Future Thinking, Theory of Mind, and Executive Function in Children with Autism

Friday, May 18, 2012
Sheraton Hall (Sheraton Centre Toronto)
1:00 PM
L. K. Hanson and C. M. Atance, Psychology, University of Ottawa, Ottawa, ON, Canada

Thinking about the future is an integral aspect of human cognition that drives a significant portion of our behaviour. Future-directed processes, such as anticipation and prospection, and future-directed behaviours, such as planning and delay of gratification allow us to act in the present in anticipation of a need or state that will only be experienced in the future. Future thinking (FT) is a component of human cognition that allows us to anticipate possibilities, plan ahead, and control aspects of our environments and our relationships with others (Suddendorf & Corballis, 2007). Recently, researchers have proposed that FT may also be related to theory of mind (ToM) and executive function (EF) (Suddendorf & Corballis, 2007). ToM is the ability to understand and attribute mental states to self and others, and EF includes inhibition, working memory, and generativity, skills that allow an individual to solve a problem or accomplish a goal (Premack & Woodruff, 1978; Welsh & Pennington, 1988). FT, ToM, and EF all undergo significant development during the preschool years and past research has found that EF and ToM are closely related in typically-developing children. (Carlson & Moses, 2001). Past research has also found that EF and ToM are frequently impaired in autism. Thus, it is important to investigate FT, a potentially related cognitive skill, in a group of children with autism. Research into FT is still in its infancy, and the exact structure of FT is unknown, although several tasks have been developed that are thought to measure FT in preschool children. 

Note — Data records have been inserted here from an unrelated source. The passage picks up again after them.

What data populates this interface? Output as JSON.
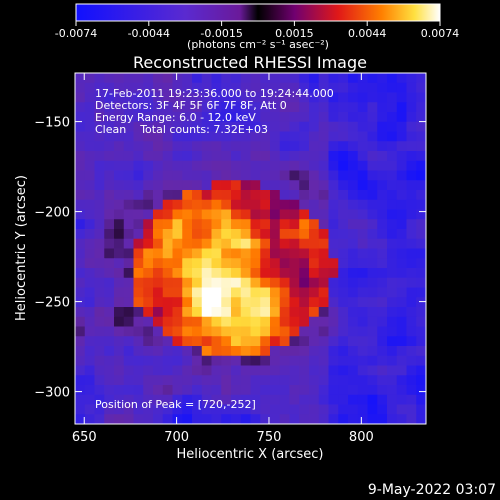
{
  "chart_data": {
    "type": "heatmap",
    "title": "Reconstructed RHESSI Image",
    "xlabel": "Heliocentric X (arcsec)",
    "ylabel": "Heliocentric Y (arcsec)",
    "xlim": [
      645,
      835
    ],
    "ylim": [
      -318,
      -123
    ],
    "x_ticks": [
      650,
      700,
      750,
      800
    ],
    "y_ticks": [
      -150,
      -200,
      -250,
      -300
    ],
    "colorbar": {
      "ticks": [
        "-0.0074",
        "-0.0044",
        "-0.0015",
        "0.0015",
        "0.0044",
        "0.0074"
      ],
      "range": [
        -0.0074,
        0.0074
      ],
      "label": "(photons cm⁻² s⁻¹ asec⁻²)"
    },
    "annotations": [
      "17-Feb-2011 19:23:36.000 to 19:24:44.000",
      "Detectors: 3F 4F 5F 6F 7F 8F, Att 0",
      "Energy Range: 6.0 - 12.0 keV",
      "Clean    Total counts: 7.32E+03"
    ],
    "peak_label": "Position of Peak = [720,-252]",
    "peak": [
      720,
      -252
    ],
    "source_center": [
      730,
      -232
    ],
    "source_radius": [
      55,
      48
    ]
  },
  "footer": {
    "timestamp": "9-May-2022 03:07"
  }
}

The current study has two objectives: (1) to investigate FT in children with autism by examining whether they demonstrate a deficit in this area, similar to the deficits found in other cognitive skill domains, including ToM and EF, and (2) to determine the relation between FT, ToM, and EF skills in children with autism. 

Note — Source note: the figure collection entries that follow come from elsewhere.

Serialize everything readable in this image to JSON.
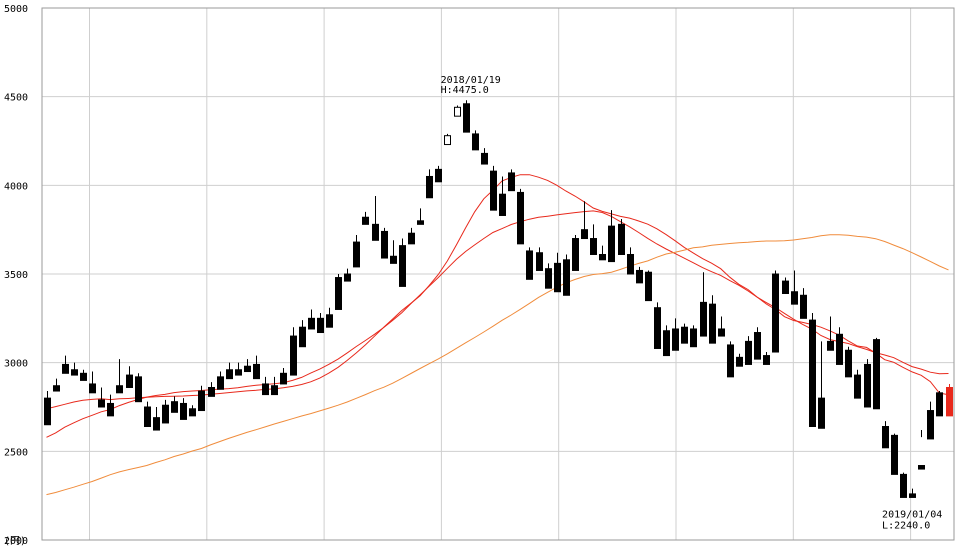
{
  "chart_data": {
    "type": "candlestick",
    "unit": "(円)",
    "ylim": [
      2000,
      5000
    ],
    "y_ticks": [
      "2000",
      "2500",
      "3000",
      "3500",
      "4000",
      "4500",
      "5000"
    ],
    "grid": true,
    "annotations": {
      "high": {
        "date": "2018/01/19",
        "label": "H:4475.0",
        "value": 4475.0
      },
      "low": {
        "date": "2019/01/04",
        "label": "L:2240.0",
        "value": 2240.0
      }
    },
    "candles": [
      [
        2800,
        2840,
        2660,
        2650
      ],
      [
        2870,
        2910,
        2850,
        2840
      ],
      [
        2990,
        3040,
        2940,
        2940
      ],
      [
        2960,
        3000,
        2930,
        2930
      ],
      [
        2940,
        2960,
        2910,
        2900
      ],
      [
        2880,
        2950,
        2850,
        2830
      ],
      [
        2790,
        2860,
        2760,
        2750
      ],
      [
        2770,
        2820,
        2710,
        2700
      ],
      [
        2870,
        3020,
        2850,
        2830
      ],
      [
        2930,
        2980,
        2870,
        2860
      ],
      [
        2920,
        2940,
        2800,
        2780
      ],
      [
        2750,
        2780,
        2650,
        2640
      ],
      [
        2690,
        2750,
        2640,
        2620
      ],
      [
        2760,
        2790,
        2670,
        2660
      ],
      [
        2780,
        2810,
        2730,
        2720
      ],
      [
        2770,
        2800,
        2690,
        2680
      ],
      [
        2740,
        2760,
        2710,
        2700
      ],
      [
        2840,
        2870,
        2740,
        2730
      ],
      [
        2860,
        2890,
        2820,
        2810
      ],
      [
        2920,
        2950,
        2860,
        2850
      ],
      [
        2960,
        3000,
        2920,
        2910
      ],
      [
        2960,
        3000,
        2940,
        2930
      ],
      [
        2980,
        3020,
        2960,
        2950
      ],
      [
        2990,
        3040,
        2920,
        2910
      ],
      [
        2880,
        2920,
        2830,
        2820
      ],
      [
        2870,
        2920,
        2840,
        2820
      ],
      [
        2940,
        2970,
        2890,
        2880
      ],
      [
        3150,
        3200,
        2940,
        2930
      ],
      [
        3200,
        3240,
        3100,
        3090
      ],
      [
        3250,
        3300,
        3200,
        3190
      ],
      [
        3250,
        3280,
        3200,
        3170
      ],
      [
        3270,
        3310,
        3220,
        3200
      ],
      [
        3480,
        3500,
        3310,
        3300
      ],
      [
        3500,
        3530,
        3470,
        3460
      ],
      [
        3680,
        3720,
        3550,
        3540
      ],
      [
        3820,
        3850,
        3790,
        3780
      ],
      [
        3780,
        3940,
        3700,
        3690
      ],
      [
        3740,
        3760,
        3600,
        3590
      ],
      [
        3600,
        3690,
        3570,
        3560
      ],
      [
        3660,
        3700,
        3600,
        3430
      ],
      [
        3730,
        3760,
        3680,
        3670
      ],
      [
        3800,
        3870,
        3790,
        3780
      ],
      [
        4050,
        4090,
        3940,
        3930
      ],
      [
        4090,
        4110,
        4030,
        4020
      ],
      [
        4230,
        4270,
        4290,
        4280
      ],
      [
        4390,
        4410,
        4450,
        4440
      ],
      [
        4460,
        4480,
        4375,
        4300
      ],
      [
        4290,
        4310,
        4240,
        4200
      ],
      [
        4180,
        4210,
        4120,
        4120
      ],
      [
        4080,
        4110,
        3940,
        3860
      ],
      [
        3950,
        4050,
        3890,
        3830
      ],
      [
        4070,
        4090,
        3980,
        3970
      ],
      [
        3960,
        3980,
        3700,
        3670
      ],
      [
        3630,
        3650,
        3580,
        3470
      ],
      [
        3620,
        3650,
        3540,
        3520
      ],
      [
        3530,
        3560,
        3440,
        3420
      ],
      [
        3560,
        3620,
        3410,
        3400
      ],
      [
        3580,
        3610,
        3420,
        3380
      ],
      [
        3700,
        3720,
        3600,
        3520
      ],
      [
        3750,
        3910,
        3710,
        3700
      ],
      [
        3700,
        3780,
        3620,
        3610
      ],
      [
        3610,
        3660,
        3590,
        3580
      ],
      [
        3770,
        3860,
        3600,
        3570
      ],
      [
        3780,
        3810,
        3620,
        3610
      ],
      [
        3610,
        3650,
        3520,
        3500
      ],
      [
        3520,
        3540,
        3490,
        3450
      ],
      [
        3510,
        3520,
        3360,
        3350
      ],
      [
        3310,
        3340,
        3100,
        3080
      ],
      [
        3180,
        3210,
        3100,
        3040
      ],
      [
        3190,
        3250,
        3180,
        3070
      ],
      [
        3200,
        3220,
        3180,
        3110
      ],
      [
        3190,
        3210,
        3170,
        3090
      ],
      [
        3340,
        3510,
        3160,
        3150
      ],
      [
        3330,
        3380,
        3120,
        3110
      ],
      [
        3190,
        3260,
        3160,
        3150
      ],
      [
        3100,
        3120,
        3000,
        2920
      ],
      [
        3030,
        3050,
        3000,
        2980
      ],
      [
        3120,
        3150,
        3000,
        2990
      ],
      [
        3170,
        3200,
        3030,
        3020
      ],
      [
        3040,
        3060,
        3000,
        2990
      ],
      [
        3500,
        3520,
        3070,
        3060
      ],
      [
        3460,
        3480,
        3400,
        3390
      ],
      [
        3400,
        3520,
        3340,
        3330
      ],
      [
        3380,
        3420,
        3270,
        3250
      ],
      [
        3240,
        3280,
        2690,
        2640
      ],
      [
        2800,
        3120,
        2690,
        2630
      ],
      [
        3120,
        3260,
        3090,
        3070
      ],
      [
        3160,
        3200,
        3000,
        2990
      ],
      [
        3070,
        3090,
        2930,
        2920
      ],
      [
        2930,
        2960,
        2850,
        2800
      ],
      [
        2990,
        3020,
        2950,
        2750
      ],
      [
        3130,
        3140,
        2760,
        2740
      ],
      [
        2640,
        2670,
        2580,
        2520
      ],
      [
        2590,
        2600,
        2380,
        2370
      ],
      [
        2370,
        2380,
        2260,
        2240
      ],
      [
        2260,
        2290,
        2250,
        2240
      ],
      [
        2420,
        2620,
        2580,
        2400
      ],
      [
        2730,
        2780,
        2580,
        2570
      ],
      [
        2830,
        2840,
        2780,
        2700
      ],
      [
        2860,
        2880,
        2720,
        2700
      ]
    ],
    "series": [
      {
        "color": "#e8291c",
        "values": [
          2740,
          2752,
          2765,
          2778,
          2788,
          2793,
          2796,
          2792,
          2796,
          2798,
          2802,
          2805,
          2808,
          2810,
          2811,
          2812,
          2815,
          2817,
          2822,
          2826,
          2831,
          2836,
          2841,
          2844,
          2849,
          2852,
          2858,
          2866,
          2877,
          2892,
          2913,
          2941,
          2974,
          3013,
          3055,
          3100,
          3149,
          3199,
          3246,
          3294,
          3335,
          3377,
          3435,
          3497,
          3574,
          3665,
          3760,
          3851,
          3924,
          3972,
          4025,
          4045,
          4060,
          4060,
          4046,
          4028,
          4001,
          3968,
          3940,
          3907,
          3872,
          3853,
          3839,
          3825,
          3815,
          3799,
          3781,
          3755,
          3722,
          3687,
          3650,
          3618,
          3587,
          3561,
          3530,
          3482,
          3442,
          3412,
          3370,
          3331,
          3300,
          3259,
          3238,
          3227,
          3215,
          3200,
          3179,
          3155,
          3123,
          3094,
          3086,
          3054,
          3017,
          3002,
          2974,
          2948,
          2929,
          2893,
          2829,
          2819
        ]
      },
      {
        "color": "#e8291c",
        "values": [
          2579,
          2604,
          2636,
          2661,
          2684,
          2703,
          2723,
          2736,
          2758,
          2776,
          2792,
          2806,
          2815,
          2821,
          2831,
          2837,
          2840,
          2843,
          2847,
          2851,
          2854,
          2858,
          2866,
          2873,
          2877,
          2881,
          2887,
          2900,
          2917,
          2941,
          2964,
          2991,
          3020,
          3055,
          3091,
          3125,
          3160,
          3198,
          3239,
          3282,
          3333,
          3382,
          3431,
          3480,
          3532,
          3583,
          3627,
          3664,
          3700,
          3734,
          3756,
          3779,
          3795,
          3809,
          3820,
          3826,
          3833,
          3840,
          3846,
          3852,
          3856,
          3847,
          3825,
          3795,
          3766,
          3734,
          3701,
          3669,
          3641,
          3615,
          3589,
          3563,
          3536,
          3513,
          3492,
          3463,
          3436,
          3404,
          3369,
          3339,
          3311,
          3278,
          3245,
          3216,
          3190,
          3153,
          3130,
          3119,
          3108,
          3090,
          3075,
          3057,
          3043,
          3028,
          3002,
          2978,
          2964,
          2946,
          2937,
          2939
        ]
      },
      {
        "color": "#f08c3c",
        "values": [
          2256,
          2268,
          2283,
          2298,
          2314,
          2330,
          2349,
          2368,
          2384,
          2397,
          2408,
          2420,
          2437,
          2452,
          2471,
          2485,
          2502,
          2516,
          2536,
          2555,
          2573,
          2590,
          2607,
          2622,
          2638,
          2654,
          2669,
          2684,
          2699,
          2713,
          2728,
          2744,
          2760,
          2778,
          2799,
          2820,
          2842,
          2861,
          2884,
          2911,
          2939,
          2967,
          2994,
          3021,
          3050,
          3081,
          3112,
          3142,
          3173,
          3205,
          3239,
          3269,
          3301,
          3334,
          3368,
          3397,
          3425,
          3450,
          3469,
          3486,
          3497,
          3502,
          3510,
          3526,
          3544,
          3560,
          3574,
          3595,
          3613,
          3623,
          3635,
          3648,
          3653,
          3662,
          3667,
          3672,
          3676,
          3679,
          3683,
          3686,
          3686,
          3687,
          3692,
          3699,
          3706,
          3716,
          3721,
          3721,
          3718,
          3712,
          3708,
          3699,
          3683,
          3663,
          3643,
          3620,
          3596,
          3571,
          3545,
          3523
        ]
      }
    ]
  }
}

English-speaking children with autism between the ages of 3 and 7 have been recruited to participate in this study. Children with autism are matched using raw scores on the Wechsler Preschool and Primary Scale of Intelligence - Third Edition (WPPSI-III) to a group of typically-developing children between the ages of 3 and 5. All participants complete two testing sessions. During the first session, children complete selected subtests of the WPPSI-III, and the Childhood Autism Rating Scale - Second Edition is completed based on behavioural observations and information obtained on a parent questionnaire. During the second session, children complete a series of FT, ToM, and EF tasks in a counterbalanced order. 

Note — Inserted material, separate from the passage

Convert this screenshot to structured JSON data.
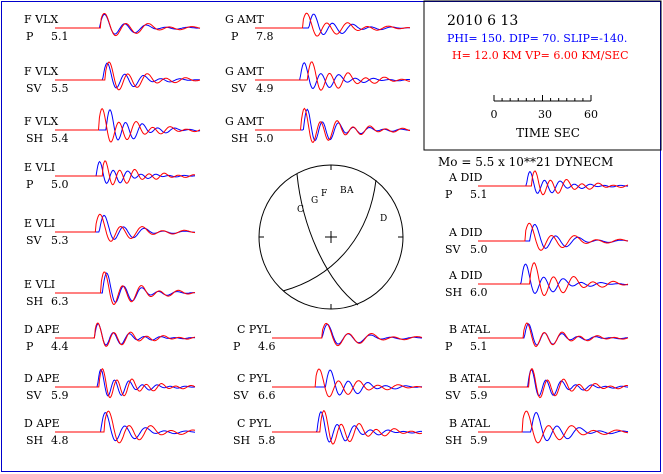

Data collection for this study is ongoing, but initial results suggest that children with autism have more difficulty on future thinking tasks than typically-developing children, matched on verbal ability. 


It is critical to understand the precise cognitive domains impacted by autism because this research will increase knowledge of how children with autism understand and plan for the future, in turn, helping us to target interventions appropriately.